Selain David, siapa lagi yang berani menggangu momen mesra Arya dan Lucy?


Secara alami, yang menarik kerah Arya tadi adalah David.


Ekspresinya saat ini sangat jelek dan wajahnya dipenuhi kedutan. Dia menatap Arya dengan tajam.


Di datang ke kamar Lucy untuk mencari Arya, ingin membahas masalah ulang tahun Lucy lusa depan. Tapi, ketika dia masuk, dia sedang melihat kedua adiknya sedang menyatukan bibir.


Dia jelas merasa kesal dan marah. Dia tidak tahu kenapa, tapi setiap kali dia memasuki kamar Lucy, dia pasti akan melihat pemandangan semacam ini.


Ini sudah kesekian kalinya dia menjumpai Arya dan Lucy sedang ciuman.


Hal ini jelas membuatnya iri dan kesal.


David seorang single dan dia jelas ingin memiliki seorang kekasih agar bisa melakukan semua hal yang Arya dan Lucy lakukan. Namun, single bisa apa?


Menghela napas, David mengalihkan pandangannya ke Lucy.

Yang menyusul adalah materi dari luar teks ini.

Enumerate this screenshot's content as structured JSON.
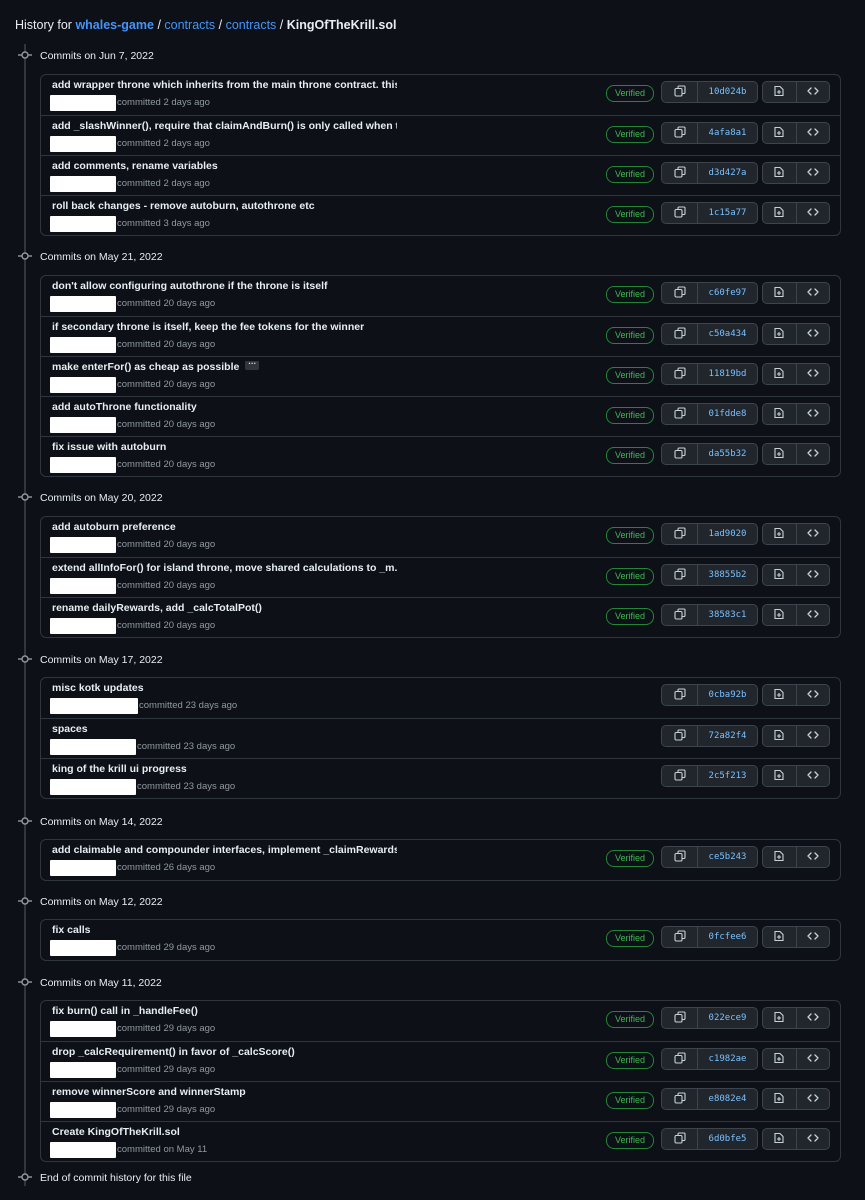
{
  "header": {
    "prefix": "History for",
    "repo": "whales-game",
    "path1": "contracts",
    "path2": "contracts",
    "file": "KingOfTheKrill.sol",
    "separator": "/"
  },
  "labels": {
    "verified": "Verified",
    "ellipsis": "···",
    "end_text": "End of commit history for this file"
  },
  "icons": {
    "commit": "git-commit-icon",
    "copy": "copy-icon",
    "browse": "file-diff-icon",
    "code": "code-icon"
  },
  "colors": {
    "background": "#0d1117",
    "link": "#4493f8",
    "verified": "#3fb950",
    "sha": "#79c0ff",
    "border": "#30363d"
  },
  "groups": [
    {
      "date": "Commits on Jun 7, 2022",
      "commits": [
        {
          "message": "add wrapper throne which inherits from the main throne contract. this...",
          "truncated": true,
          "meta": "committed 2 days ago",
          "verified": true,
          "sha": "10d024b"
        },
        {
          "message": "add _slashWinner(), require that claimAndBurn() is only called when t...",
          "truncated": true,
          "meta": "committed 2 days ago",
          "verified": true,
          "sha": "4afa8a1"
        },
        {
          "message": "add comments, rename variables",
          "truncated": false,
          "meta": "committed 2 days ago",
          "verified": true,
          "sha": "d3d427a"
        },
        {
          "message": "roll back changes - remove autoburn, autothrone etc",
          "truncated": false,
          "meta": "committed 3 days ago",
          "verified": true,
          "sha": "1c15a77"
        }
      ]
    },
    {
      "date": "Commits on May 21, 2022",
      "commits": [
        {
          "message": "don't allow configuring autothrone if the throne is itself",
          "truncated": false,
          "meta": "committed 20 days ago",
          "verified": true,
          "sha": "c60fe97"
        },
        {
          "message": "if secondary throne is itself, keep the fee tokens for the winner",
          "truncated": false,
          "meta": "committed 20 days ago",
          "verified": true,
          "sha": "c50a434"
        },
        {
          "message": "make enterFor() as cheap as possible",
          "truncated": true,
          "meta": "committed 20 days ago",
          "verified": true,
          "sha": "11819bd"
        },
        {
          "message": "add autoThrone functionality",
          "truncated": false,
          "meta": "committed 20 days ago",
          "verified": true,
          "sha": "01fdde8"
        },
        {
          "message": "fix issue with autoburn",
          "truncated": false,
          "meta": "committed 20 days ago",
          "verified": true,
          "sha": "da55b32"
        }
      ]
    },
    {
      "date": "Commits on May 20, 2022",
      "commits": [
        {
          "message": "add autoburn preference",
          "truncated": false,
          "meta": "committed 20 days ago",
          "verified": true,
          "sha": "1ad9020"
        },
        {
          "message": "extend allInfoFor() for island throne, move shared calculations to _m...",
          "truncated": true,
          "meta": "committed 20 days ago",
          "verified": true,
          "sha": "38855b2"
        },
        {
          "message": "rename dailyRewards, add _calcTotalPot()",
          "truncated": false,
          "meta": "committed 20 days ago",
          "verified": true,
          "sha": "38583c1"
        }
      ]
    },
    {
      "date": "Commits on May 17, 2022",
      "commits": [
        {
          "message": "misc kotk updates",
          "truncated": false,
          "meta": "committed 23 days ago",
          "verified": false,
          "sha": "0cba92b"
        },
        {
          "message": "spaces",
          "truncated": false,
          "meta": "committed 23 days ago",
          "verified": false,
          "sha": "72a82f4"
        },
        {
          "message": "king of the krill ui progress",
          "truncated": false,
          "meta": "committed 23 days ago",
          "verified": false,
          "sha": "2c5f213"
        }
      ]
    },
    {
      "date": "Commits on May 14, 2022",
      "commits": [
        {
          "message": "add claimable and compounder interfaces, implement _claimRewards()",
          "truncated": false,
          "meta": "committed 26 days ago",
          "verified": true,
          "sha": "ce5b243"
        }
      ]
    },
    {
      "date": "Commits on May 12, 2022",
      "commits": [
        {
          "message": "fix calls",
          "truncated": false,
          "meta": "committed 29 days ago",
          "verified": true,
          "sha": "0fcfee6"
        }
      ]
    },
    {
      "date": "Commits on May 11, 2022",
      "commits": [
        {
          "message": "fix burn() call in _handleFee()",
          "truncated": false,
          "meta": "committed 29 days ago",
          "verified": true,
          "sha": "022ece9"
        },
        {
          "message": "drop _calcRequirement() in favor of _calcScore()",
          "truncated": false,
          "meta": "committed 29 days ago",
          "verified": true,
          "sha": "c1982ae"
        },
        {
          "message": "remove winnerScore and winnerStamp",
          "truncated": false,
          "meta": "committed 29 days ago",
          "verified": true,
          "sha": "e8082e4"
        },
        {
          "message": "Create KingOfTheKrill.sol",
          "truncated": false,
          "meta": "committed on May 11",
          "verified": true,
          "sha": "6d0bfe5"
        }
      ]
    }
  ]
}
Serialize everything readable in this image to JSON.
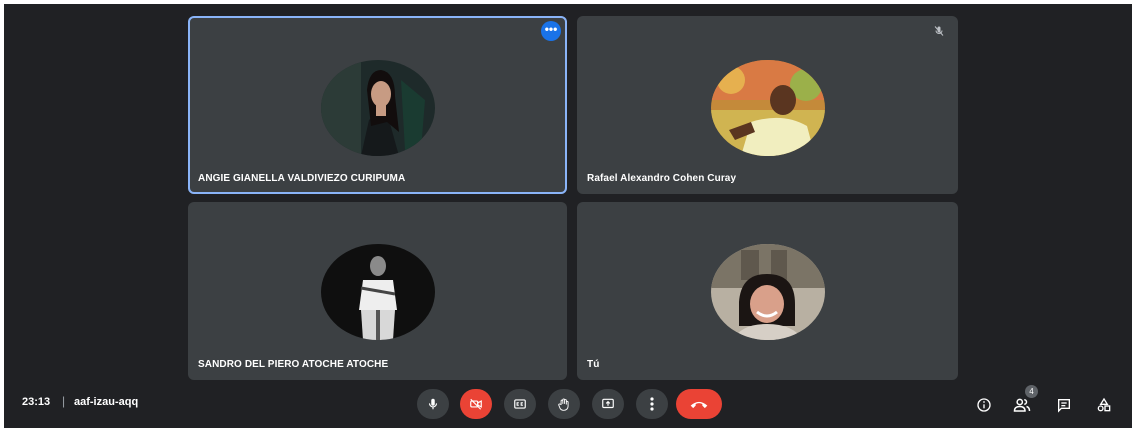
{
  "participants": [
    {
      "name": "ANGIE GIANELLA VALDIVIEZO CURIPUMA"
    },
    {
      "name": "Rafael Alexandro Cohen Curay"
    },
    {
      "name": "SANDRO DEL PIERO ATOCHE ATOCHE"
    },
    {
      "name": "Tú"
    }
  ],
  "tile_menu_glyph": "•••",
  "meeting": {
    "time": "23:13",
    "separator": "|",
    "code": "aaf-izau-aqq"
  },
  "people_count": "4",
  "colors": {
    "accent": "#1a73e8",
    "highlight": "#8ab4f8",
    "danger": "#ea4335",
    "tile": "#3c4043",
    "background": "#202124"
  },
  "controls": [
    "mic-icon",
    "camera-off-icon",
    "captions-icon",
    "raise-hand-icon",
    "present-icon",
    "more-vert-icon",
    "end-call-icon"
  ],
  "side_actions": [
    "info-icon",
    "people-icon",
    "chat-icon",
    "activities-icon"
  ]
}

Lucy jelas menyadari keberadaan David dan karena dia ketahuan sedang ciuman dengan Arya, dia jelas merasa sangat malu. Saat ini, dia hanya bisa bersembunyi di dalam selimut dan tidak mengeluarkan suara apapun, berpura-pura tidur.


"Ikut aku."


David berkata dengan dingin, mengajak Arya keluar.


Arya menelan ludahnya dengan tegukan saat dia merasa bahwa dirinya akan dimarahi kali ini.


Menghela napas tanpa daya, Arya beranjak dari kasur dan mengikuti David.